Она упала на постель и стала зевать, глядя в потолок и вытянув руки над головой. Это громкое и протяжное позевывание в самом деле было похоже на вой. Павел поднял свое огорченное лицо, молча посмотрел на нее, качнул головой и сделал рукой пренебрежительный жест.
— Вот, леший к тебе пристает. Должно быть, ты хочешь спать, если так зеваешь. Ну хорошо, — спать, так спать…
Он потушил лампу и через несколько минут уже крепко спал.

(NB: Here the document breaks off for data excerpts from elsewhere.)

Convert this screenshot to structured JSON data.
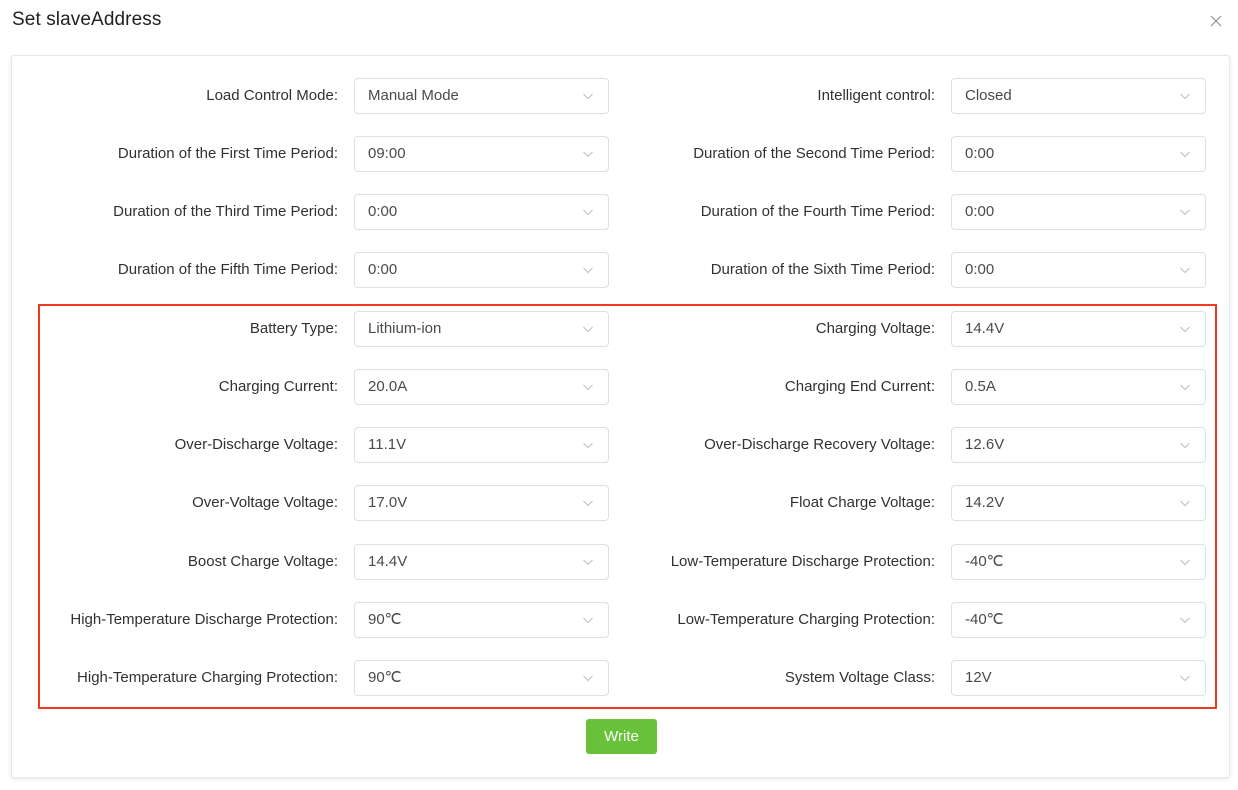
{
  "dialog": {
    "title": "Set slaveAddress"
  },
  "icons": {
    "close": "close-icon",
    "dropdown": "chevron-down-icon"
  },
  "colors": {
    "highlight": "#ee3a1e",
    "primary_button": "#67c23a"
  },
  "fields": [
    {
      "left": {
        "label": "Load Control Mode:",
        "value": "Manual Mode"
      },
      "right": {
        "label": "Intelligent control:",
        "value": "Closed"
      }
    },
    {
      "left": {
        "label": "Duration of the First Time Period:",
        "value": "09:00"
      },
      "right": {
        "label": "Duration of the Second Time Period:",
        "value": "0:00"
      }
    },
    {
      "left": {
        "label": "Duration of the Third Time Period:",
        "value": "0:00"
      },
      "right": {
        "label": "Duration of the Fourth Time Period:",
        "value": "0:00"
      }
    },
    {
      "left": {
        "label": "Duration of the Fifth Time Period:",
        "value": "0:00"
      },
      "right": {
        "label": "Duration of the Sixth Time Period:",
        "value": "0:00"
      }
    },
    {
      "left": {
        "label": "Battery Type:",
        "value": "Lithium-ion"
      },
      "right": {
        "label": "Charging Voltage:",
        "value": "14.4V"
      }
    },
    {
      "left": {
        "label": "Charging Current:",
        "value": "20.0A"
      },
      "right": {
        "label": "Charging End Current:",
        "value": "0.5A"
      }
    },
    {
      "left": {
        "label": "Over-Discharge Voltage:",
        "value": "11.1V"
      },
      "right": {
        "label": "Over-Discharge Recovery Voltage:",
        "value": "12.6V"
      }
    },
    {
      "left": {
        "label": "Over-Voltage Voltage:",
        "value": "17.0V"
      },
      "right": {
        "label": "Float Charge Voltage:",
        "value": "14.2V"
      }
    },
    {
      "left": {
        "label": "Boost Charge Voltage:",
        "value": "14.4V"
      },
      "right": {
        "label": "Low-Temperature Discharge Protection:",
        "value": "-40℃"
      }
    },
    {
      "left": {
        "label": "High-Temperature Discharge Protection:",
        "value": "90℃"
      },
      "right": {
        "label": "Low-Temperature Charging Protection:",
        "value": "-40℃"
      }
    },
    {
      "left": {
        "label": "High-Temperature Charging Protection:",
        "value": "90℃"
      },
      "right": {
        "label": "System Voltage Class:",
        "value": "12V"
      }
    }
  ],
  "actions": {
    "write_label": "Write"
  }
}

Но ей совсем не хотелось спать. В долгие зимние ночи на нее нападал страх иногда от гробовой тишины, иногда от изредка пробуждавшихся звуков. Хотя бы стук колес, хотя бы свисток ночного сторожа, хотя бы человеческие шаги по замерзшему тротуару улицы, хотя бы тусклый отблеск уличного фонаря, хотя бы самый тихий отзвук музыки, доносящийся с какого-нибудь ночного гулянья.
Но нет! Здесь не было ничего такого, что прежде успокаивало и развлекало ее, когда она, взволнованная или больная, не могла заснуть. Здесь в спокойные морозные ночи царила такая беспредельная тишина, соединенная иногда с такой бездонной тьмой, что Франке казалось, будто она лежит глубоко под землею. Иногда эту тишину нарушал сильный стук, словно выстрел из пистолета или удар камнем о стену избы. Франка, выпрямившись, с напряженным вниманием садилась на постели, а когда стук повторялся, начинала дергать спящего мужа за руку. Она испуганно шептала с трудом просыпавшемуся Павлу, что в избу ломятся разбойники. Он не верил этому, потому что с тех пор, как живет на свете, в селе не было никаких разбойников; однако он вслушивался в тишину и, когда стук повторился еще раз, со смехом говорил жене, что это трещат от мороза стены избы. Со временем она убедилась, что это правда, но никогда не могла привыкнуть к этим ночным звукам.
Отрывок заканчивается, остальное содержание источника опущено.